Do you remember samizdat literature? What might be its heritage in contemporary Hungary? To start her quest around samizdat literature in Central Europe, Alice Guéricolas-Gagné stops by ISBN books+gallery, where she will be building a work-in-progress exhibition. The exhibit will piece together notes and photos, memories and objects, which Alice will collect by meeting samizdat makers and conducting research in Budapest’s archives.
From this material, she hopes to write a novel, Paper Rafts [working title], that will explore the sphere of literary samizdats through the lens of magic realism. The provisional title of the novel evokes the oasis that these clandestine texts could constitute in a society.
What could samizdat literature mean today? Join her to exchange around the topic.
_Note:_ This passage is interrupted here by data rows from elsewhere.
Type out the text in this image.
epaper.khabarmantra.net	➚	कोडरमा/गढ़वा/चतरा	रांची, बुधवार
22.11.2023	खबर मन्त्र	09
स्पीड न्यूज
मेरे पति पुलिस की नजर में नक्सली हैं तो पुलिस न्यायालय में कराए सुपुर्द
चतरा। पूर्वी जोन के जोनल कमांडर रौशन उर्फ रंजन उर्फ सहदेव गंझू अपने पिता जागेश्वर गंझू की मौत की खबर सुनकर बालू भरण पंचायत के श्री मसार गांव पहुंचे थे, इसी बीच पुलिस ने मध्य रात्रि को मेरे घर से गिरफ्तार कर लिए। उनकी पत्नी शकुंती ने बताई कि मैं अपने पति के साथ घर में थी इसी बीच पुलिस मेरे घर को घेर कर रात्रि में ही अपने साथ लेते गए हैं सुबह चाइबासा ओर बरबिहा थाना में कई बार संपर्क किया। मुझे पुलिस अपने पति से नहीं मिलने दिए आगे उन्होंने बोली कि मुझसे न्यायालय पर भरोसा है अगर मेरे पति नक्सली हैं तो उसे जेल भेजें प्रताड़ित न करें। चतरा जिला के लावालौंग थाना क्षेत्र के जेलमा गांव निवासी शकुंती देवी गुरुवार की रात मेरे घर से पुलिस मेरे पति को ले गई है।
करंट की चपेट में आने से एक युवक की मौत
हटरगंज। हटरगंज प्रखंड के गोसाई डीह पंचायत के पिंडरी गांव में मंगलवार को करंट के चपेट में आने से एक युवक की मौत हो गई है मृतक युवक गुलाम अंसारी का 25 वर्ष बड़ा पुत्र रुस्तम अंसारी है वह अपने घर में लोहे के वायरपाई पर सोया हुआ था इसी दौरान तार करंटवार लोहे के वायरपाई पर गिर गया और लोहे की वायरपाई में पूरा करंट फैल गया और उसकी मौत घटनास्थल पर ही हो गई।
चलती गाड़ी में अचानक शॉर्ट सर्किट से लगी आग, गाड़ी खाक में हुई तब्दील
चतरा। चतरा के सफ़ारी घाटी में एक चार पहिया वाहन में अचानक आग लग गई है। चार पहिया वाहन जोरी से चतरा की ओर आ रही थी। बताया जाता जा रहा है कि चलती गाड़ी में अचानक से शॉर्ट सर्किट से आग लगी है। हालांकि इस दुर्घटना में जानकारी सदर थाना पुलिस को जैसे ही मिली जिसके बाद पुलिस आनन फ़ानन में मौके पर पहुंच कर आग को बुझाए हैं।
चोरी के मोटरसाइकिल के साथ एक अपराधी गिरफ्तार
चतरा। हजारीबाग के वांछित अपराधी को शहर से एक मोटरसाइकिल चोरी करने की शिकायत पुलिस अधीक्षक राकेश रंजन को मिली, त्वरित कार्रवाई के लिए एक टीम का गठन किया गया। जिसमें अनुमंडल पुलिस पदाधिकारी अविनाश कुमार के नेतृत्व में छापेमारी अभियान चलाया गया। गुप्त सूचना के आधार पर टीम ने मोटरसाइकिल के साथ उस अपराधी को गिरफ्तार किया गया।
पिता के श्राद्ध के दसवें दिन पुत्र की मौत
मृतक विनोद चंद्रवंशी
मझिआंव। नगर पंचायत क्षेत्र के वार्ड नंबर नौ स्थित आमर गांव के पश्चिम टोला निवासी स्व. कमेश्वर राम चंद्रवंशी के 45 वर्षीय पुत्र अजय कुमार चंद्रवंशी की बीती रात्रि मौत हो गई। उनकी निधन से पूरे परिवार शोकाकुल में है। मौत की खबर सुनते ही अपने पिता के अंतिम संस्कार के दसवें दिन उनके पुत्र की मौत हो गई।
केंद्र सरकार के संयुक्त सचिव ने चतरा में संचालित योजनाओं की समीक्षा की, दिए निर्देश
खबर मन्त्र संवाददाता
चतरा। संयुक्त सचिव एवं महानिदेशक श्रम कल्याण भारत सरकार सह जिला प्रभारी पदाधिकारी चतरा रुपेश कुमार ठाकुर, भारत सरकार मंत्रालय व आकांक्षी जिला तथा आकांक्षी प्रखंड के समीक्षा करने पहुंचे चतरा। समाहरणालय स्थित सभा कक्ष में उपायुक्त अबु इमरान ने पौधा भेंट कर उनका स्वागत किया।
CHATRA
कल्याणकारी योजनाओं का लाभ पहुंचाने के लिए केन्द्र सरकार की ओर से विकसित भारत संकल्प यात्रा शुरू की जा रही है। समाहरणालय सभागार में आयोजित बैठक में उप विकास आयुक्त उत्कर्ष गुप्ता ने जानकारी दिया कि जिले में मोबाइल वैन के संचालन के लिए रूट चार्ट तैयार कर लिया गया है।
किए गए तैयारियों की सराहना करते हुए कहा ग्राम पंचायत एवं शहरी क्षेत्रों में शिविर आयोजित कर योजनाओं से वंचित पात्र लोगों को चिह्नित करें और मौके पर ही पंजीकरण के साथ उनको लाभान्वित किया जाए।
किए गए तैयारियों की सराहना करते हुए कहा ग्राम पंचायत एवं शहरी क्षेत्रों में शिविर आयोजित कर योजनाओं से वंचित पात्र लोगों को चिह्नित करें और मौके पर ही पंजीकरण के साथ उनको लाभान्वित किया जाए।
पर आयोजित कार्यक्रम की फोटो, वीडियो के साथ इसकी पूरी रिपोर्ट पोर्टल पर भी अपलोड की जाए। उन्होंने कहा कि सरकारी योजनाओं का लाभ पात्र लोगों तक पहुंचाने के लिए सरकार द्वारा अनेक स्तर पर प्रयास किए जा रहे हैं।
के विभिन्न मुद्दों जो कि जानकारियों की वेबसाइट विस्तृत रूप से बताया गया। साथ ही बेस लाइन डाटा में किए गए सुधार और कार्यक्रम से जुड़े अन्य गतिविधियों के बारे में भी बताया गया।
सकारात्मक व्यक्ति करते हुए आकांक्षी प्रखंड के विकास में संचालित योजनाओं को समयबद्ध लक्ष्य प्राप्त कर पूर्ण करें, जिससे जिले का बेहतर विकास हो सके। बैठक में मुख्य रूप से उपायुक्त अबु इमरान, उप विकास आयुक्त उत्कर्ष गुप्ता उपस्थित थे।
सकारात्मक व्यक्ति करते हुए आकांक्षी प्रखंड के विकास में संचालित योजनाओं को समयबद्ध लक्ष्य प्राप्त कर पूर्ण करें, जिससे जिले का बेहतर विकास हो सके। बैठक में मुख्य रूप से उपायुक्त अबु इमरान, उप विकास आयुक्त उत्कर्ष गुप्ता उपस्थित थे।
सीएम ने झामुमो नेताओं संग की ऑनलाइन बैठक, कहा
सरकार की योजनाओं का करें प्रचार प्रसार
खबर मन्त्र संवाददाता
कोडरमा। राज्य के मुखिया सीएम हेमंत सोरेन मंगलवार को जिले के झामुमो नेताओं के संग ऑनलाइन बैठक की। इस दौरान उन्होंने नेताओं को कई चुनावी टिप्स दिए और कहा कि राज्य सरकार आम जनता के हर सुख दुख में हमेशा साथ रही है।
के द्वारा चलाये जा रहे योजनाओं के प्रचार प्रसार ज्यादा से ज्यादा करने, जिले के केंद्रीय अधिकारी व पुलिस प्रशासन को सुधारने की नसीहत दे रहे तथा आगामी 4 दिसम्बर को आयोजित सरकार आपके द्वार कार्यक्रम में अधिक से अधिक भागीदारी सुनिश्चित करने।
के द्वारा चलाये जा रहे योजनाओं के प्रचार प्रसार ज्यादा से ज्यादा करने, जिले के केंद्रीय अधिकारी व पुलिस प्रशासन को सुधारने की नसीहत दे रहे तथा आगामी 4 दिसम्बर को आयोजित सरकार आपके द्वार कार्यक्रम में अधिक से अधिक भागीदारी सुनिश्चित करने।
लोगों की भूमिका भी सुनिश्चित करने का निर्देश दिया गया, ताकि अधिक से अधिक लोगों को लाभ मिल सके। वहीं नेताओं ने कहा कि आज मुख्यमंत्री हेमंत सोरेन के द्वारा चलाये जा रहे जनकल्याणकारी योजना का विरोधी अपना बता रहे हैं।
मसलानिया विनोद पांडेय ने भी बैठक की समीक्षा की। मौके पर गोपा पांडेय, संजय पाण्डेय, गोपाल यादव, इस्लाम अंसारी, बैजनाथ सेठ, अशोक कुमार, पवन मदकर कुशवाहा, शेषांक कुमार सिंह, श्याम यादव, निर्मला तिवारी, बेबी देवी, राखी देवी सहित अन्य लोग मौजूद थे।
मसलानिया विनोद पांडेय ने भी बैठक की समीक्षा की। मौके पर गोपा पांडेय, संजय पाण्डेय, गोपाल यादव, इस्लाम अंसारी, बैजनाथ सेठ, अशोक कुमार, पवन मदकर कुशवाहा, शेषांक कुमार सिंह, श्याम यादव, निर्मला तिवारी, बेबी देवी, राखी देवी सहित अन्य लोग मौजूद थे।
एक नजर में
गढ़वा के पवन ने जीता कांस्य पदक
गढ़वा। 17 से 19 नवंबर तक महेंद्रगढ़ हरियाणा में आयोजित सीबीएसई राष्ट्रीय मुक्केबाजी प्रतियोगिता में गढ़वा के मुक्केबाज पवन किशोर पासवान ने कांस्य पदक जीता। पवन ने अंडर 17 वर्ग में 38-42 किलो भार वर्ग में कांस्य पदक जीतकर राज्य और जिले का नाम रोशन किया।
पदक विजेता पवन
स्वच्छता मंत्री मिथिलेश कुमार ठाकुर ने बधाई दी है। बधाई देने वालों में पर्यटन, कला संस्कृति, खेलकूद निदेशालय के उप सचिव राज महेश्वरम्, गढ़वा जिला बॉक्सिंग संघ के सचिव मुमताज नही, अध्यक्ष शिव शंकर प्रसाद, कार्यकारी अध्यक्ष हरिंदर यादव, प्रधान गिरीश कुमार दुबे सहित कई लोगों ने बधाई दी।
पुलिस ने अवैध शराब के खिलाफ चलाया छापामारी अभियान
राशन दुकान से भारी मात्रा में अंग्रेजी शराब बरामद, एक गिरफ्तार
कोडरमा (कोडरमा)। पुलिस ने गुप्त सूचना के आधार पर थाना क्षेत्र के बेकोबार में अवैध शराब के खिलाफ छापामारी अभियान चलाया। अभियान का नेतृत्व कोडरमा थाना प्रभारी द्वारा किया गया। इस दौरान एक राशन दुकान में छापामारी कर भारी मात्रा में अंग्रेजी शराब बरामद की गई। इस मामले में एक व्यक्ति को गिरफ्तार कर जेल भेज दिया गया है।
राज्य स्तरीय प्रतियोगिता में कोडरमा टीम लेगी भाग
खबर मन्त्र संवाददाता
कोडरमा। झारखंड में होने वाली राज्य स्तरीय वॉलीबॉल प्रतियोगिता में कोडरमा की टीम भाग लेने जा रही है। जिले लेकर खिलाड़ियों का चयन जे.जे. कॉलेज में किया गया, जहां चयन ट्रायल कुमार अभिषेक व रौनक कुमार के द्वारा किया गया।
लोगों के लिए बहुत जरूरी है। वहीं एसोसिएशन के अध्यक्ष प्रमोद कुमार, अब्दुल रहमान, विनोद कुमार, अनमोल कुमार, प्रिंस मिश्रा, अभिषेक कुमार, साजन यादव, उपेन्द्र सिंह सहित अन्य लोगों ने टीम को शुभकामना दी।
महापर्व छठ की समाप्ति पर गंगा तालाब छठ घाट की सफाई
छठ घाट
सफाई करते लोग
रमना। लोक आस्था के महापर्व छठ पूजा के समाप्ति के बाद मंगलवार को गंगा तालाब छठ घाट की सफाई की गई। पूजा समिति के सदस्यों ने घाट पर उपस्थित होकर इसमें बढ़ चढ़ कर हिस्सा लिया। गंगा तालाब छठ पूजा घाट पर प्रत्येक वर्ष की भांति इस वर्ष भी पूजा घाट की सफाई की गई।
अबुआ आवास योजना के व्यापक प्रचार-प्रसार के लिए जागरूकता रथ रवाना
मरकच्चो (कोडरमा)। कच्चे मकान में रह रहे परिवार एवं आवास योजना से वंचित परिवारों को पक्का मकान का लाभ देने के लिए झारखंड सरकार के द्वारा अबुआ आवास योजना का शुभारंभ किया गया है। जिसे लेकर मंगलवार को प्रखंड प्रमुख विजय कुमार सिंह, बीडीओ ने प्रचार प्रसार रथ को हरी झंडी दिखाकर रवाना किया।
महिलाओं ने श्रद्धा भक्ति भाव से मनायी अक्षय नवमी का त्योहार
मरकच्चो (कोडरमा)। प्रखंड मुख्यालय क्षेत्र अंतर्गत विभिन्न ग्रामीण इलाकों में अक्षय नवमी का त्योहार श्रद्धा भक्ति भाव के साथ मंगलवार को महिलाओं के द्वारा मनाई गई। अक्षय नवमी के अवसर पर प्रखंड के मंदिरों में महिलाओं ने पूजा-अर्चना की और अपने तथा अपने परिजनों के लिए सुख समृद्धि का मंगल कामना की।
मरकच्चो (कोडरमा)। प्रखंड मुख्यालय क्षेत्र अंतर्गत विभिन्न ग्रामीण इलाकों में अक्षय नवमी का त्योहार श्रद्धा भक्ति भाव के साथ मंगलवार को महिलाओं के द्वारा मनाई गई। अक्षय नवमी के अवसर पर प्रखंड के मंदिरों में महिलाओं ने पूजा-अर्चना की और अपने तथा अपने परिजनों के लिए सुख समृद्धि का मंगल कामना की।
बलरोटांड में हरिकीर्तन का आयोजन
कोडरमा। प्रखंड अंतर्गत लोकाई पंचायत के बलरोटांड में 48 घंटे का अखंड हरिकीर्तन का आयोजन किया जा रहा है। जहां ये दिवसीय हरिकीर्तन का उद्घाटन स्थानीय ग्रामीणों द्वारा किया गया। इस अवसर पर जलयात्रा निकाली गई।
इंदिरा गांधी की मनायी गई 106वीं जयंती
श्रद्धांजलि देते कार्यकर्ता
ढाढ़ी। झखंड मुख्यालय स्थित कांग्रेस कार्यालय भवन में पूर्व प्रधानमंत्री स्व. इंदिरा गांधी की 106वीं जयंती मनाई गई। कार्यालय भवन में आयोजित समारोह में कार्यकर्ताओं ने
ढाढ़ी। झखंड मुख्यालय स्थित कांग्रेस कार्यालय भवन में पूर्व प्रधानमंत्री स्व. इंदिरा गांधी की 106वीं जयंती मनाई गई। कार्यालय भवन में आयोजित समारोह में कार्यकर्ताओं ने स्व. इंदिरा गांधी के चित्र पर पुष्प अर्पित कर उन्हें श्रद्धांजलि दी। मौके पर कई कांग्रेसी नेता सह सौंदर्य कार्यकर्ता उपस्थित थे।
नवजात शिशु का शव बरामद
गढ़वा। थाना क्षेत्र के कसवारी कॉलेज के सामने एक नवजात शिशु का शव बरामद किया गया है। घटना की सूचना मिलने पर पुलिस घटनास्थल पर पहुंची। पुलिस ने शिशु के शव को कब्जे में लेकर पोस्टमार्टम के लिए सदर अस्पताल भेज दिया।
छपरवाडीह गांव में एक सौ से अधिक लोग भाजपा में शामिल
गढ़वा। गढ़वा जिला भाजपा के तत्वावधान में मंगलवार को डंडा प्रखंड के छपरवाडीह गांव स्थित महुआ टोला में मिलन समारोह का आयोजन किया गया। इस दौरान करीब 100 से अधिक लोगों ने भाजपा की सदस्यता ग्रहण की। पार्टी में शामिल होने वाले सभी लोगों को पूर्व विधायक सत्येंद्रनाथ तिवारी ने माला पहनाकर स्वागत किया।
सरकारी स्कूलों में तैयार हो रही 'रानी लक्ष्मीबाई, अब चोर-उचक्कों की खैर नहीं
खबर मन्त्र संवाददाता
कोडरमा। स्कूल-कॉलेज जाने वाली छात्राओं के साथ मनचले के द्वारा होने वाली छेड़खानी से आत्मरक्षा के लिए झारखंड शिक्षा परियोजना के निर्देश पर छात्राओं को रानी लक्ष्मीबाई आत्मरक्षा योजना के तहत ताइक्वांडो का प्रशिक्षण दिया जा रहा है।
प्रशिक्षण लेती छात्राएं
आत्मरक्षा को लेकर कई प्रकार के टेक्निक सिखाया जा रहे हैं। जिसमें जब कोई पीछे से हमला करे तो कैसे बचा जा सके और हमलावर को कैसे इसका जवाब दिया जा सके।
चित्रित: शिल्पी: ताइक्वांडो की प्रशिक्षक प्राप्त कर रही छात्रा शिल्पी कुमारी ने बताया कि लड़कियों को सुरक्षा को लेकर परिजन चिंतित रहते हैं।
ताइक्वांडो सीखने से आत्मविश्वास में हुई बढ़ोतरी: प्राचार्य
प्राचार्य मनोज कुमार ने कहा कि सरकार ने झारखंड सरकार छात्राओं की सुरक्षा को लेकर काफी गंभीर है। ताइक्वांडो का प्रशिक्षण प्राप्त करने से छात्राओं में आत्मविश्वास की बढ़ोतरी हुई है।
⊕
After a master’s thesis in literature about Too Loud a Solitude (Bohumil Hrabal) and its clandestine circulation in 1970s Czechoslovakia, Alice Guéricolas-Gagné (Québec, Canada) pursues a samizdat’s based quest, but in a fiction way. She published the novel Saint-Jambe (2018), that conducted the artist Mélina Kerhoas and her to create the neighborhood’s project La montée des eaux (The Rising Waters) (2020), a post-apocalyptic utopia embodied in an immersive theater show and an exhibition in house windows. By working with different mediums (words, places, encounters, archives, objects), Alice invites imaginary worlds and memories to flourish in society.